Kemunculan sejumlah warung makan Indonesia, seperti pecel lele, di Kamboja memicu pertanyaan publik. Banyak yang mengaitkannya dengan maraknya aktivitas judi online yang melibatkan Warga Negara Indonesia (WNI). Menanggapi hal ini, Kementerian Luar Negeri (Kemenlu) memberikan penjelasan.
Direktur Informasi dan Media Kemenlu, Hartyo Harkomoyo, menyatakan bahwa sekitar 89.000 WNI tercatat memiliki izin tinggal di Kamboja. "Besarnya komunitas ini mendorong tumbuhnya bisnis restoran dengan makanan khas Indonesia," ujarnya. Namun, ia mengakui kesulitan memastikan jumlah WNI yang terlibat dalam industri judi online di negara tersebut, terutama karena tidak semua WNI melapor ke Kedutaan Besar Republik Indonesia (KBRI) Phnom Penh. Dari 89.000 WNI tersebut, hanya sekitar 17.000 yang aktif melapor.

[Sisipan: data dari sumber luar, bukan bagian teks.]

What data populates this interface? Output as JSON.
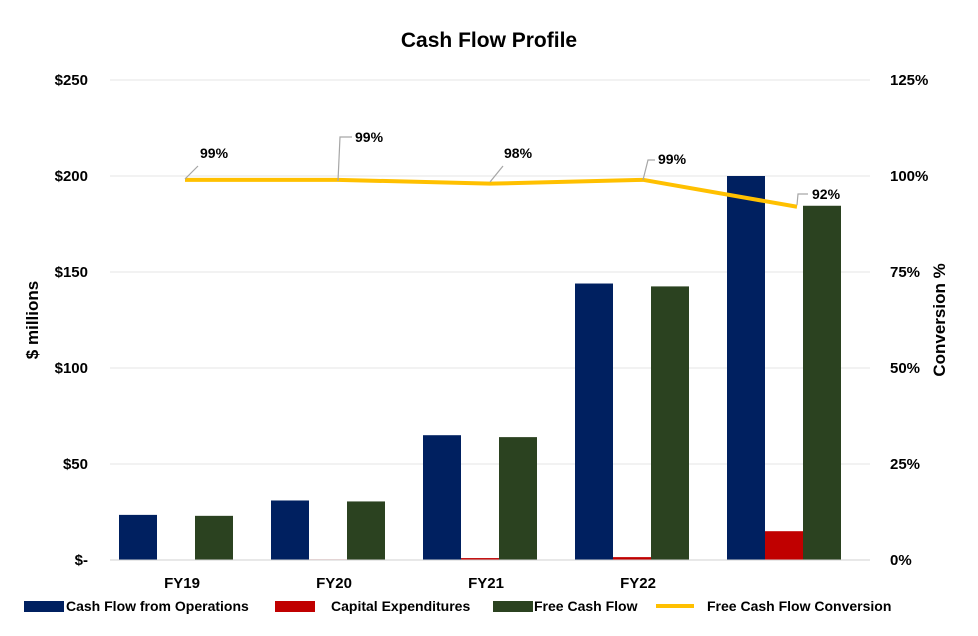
{
  "chart_data": {
    "type": "bar",
    "title": "Cash Flow Profile",
    "categories": [
      "FY19",
      "FY20",
      "FY21",
      "FY22",
      ""
    ],
    "ylabel": "$ millions",
    "y2label": "Conversion %",
    "ylim": [
      0,
      250
    ],
    "y2lim": [
      0,
      125
    ],
    "yticks": [
      "$-",
      "$50",
      "$100",
      "$150",
      "$200",
      "$250"
    ],
    "y2ticks": [
      "0%",
      "25%",
      "50%",
      "75%",
      "100%",
      "125%"
    ],
    "series": [
      {
        "name": "Cash Flow from Operations",
        "kind": "bar",
        "color": "#002060",
        "values": [
          23.5,
          31,
          65,
          144,
          200
        ]
      },
      {
        "name": "Capital Expenditures",
        "kind": "bar",
        "color": "#c00000",
        "values": [
          0.2,
          0.3,
          1,
          1.5,
          15
        ]
      },
      {
        "name": "Free Cash Flow",
        "kind": "bar",
        "color": "#2b4220",
        "values": [
          23,
          30.5,
          64,
          142.5,
          184.5
        ]
      },
      {
        "name": "Free Cash Flow Conversion",
        "kind": "line",
        "axis": "secondary",
        "color": "#ffc000",
        "values": [
          99,
          99,
          98,
          99,
          92
        ],
        "labels": [
          "99%",
          "99%",
          "98%",
          "99%",
          "92%"
        ]
      }
    ],
    "grid": true,
    "legend": "bottom"
  }
}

Hartyo mengingatkan bahwa UU Nomor 18 Tahun 2017 tentang Pelindungan Pekerja Migran Indonesia melarang penempatan PMI pada pekerjaan yang melanggar hukum. Sementara itu, Kementerian Komunikasi dan Informatika (Kominfo) sebelumnya telah menyatakan Kamboja dan Filipina sebagai negara asal penyebaran situs judi online terbesar ke Indonesia. Untuk membendungnya, Kominfo telah memblokir akses internet ke situs-situs tersebut.
Viral di media sosial, sejumlah unggahan menampilkan foto-foto warung makan Indonesia di Kamboja, seperti Pecel Lele Srikandi, Arena Angkringan, dan Gultik Blok M di Bavet. Unggahan ini mendapatkan ribuan likes dan komentar, banyak di antaranya menyinggung dugaan keterkaitan antara keberadaan warung-warung tersebut dengan aktivitas judi online yang melibatkan WNI. Sejumlah netizen juga menyertakan tautan video investigasi dari Harian Kompas mengenai WNI yang bekerja di industri judi online di Kamboja.
Lahatsatu menelusuri Google Maps dan menemukan beberapa kedai makanan Indonesia lainnya di Kamboja, seperti Kedai Yeci, Kedai Ayam Oneng, Inafood, IndoFood, dan Café Indonesia. Keberadaan tempat-tempat makan ini semakin memperkuat persepsi adanya komunitas WNI yang cukup besar di Kamboja. Namun, hingga saat ini, belum ada data resmi yang menghubungkan secara langsung keberadaan warung-warung tersebut dengan aktivitas judi online.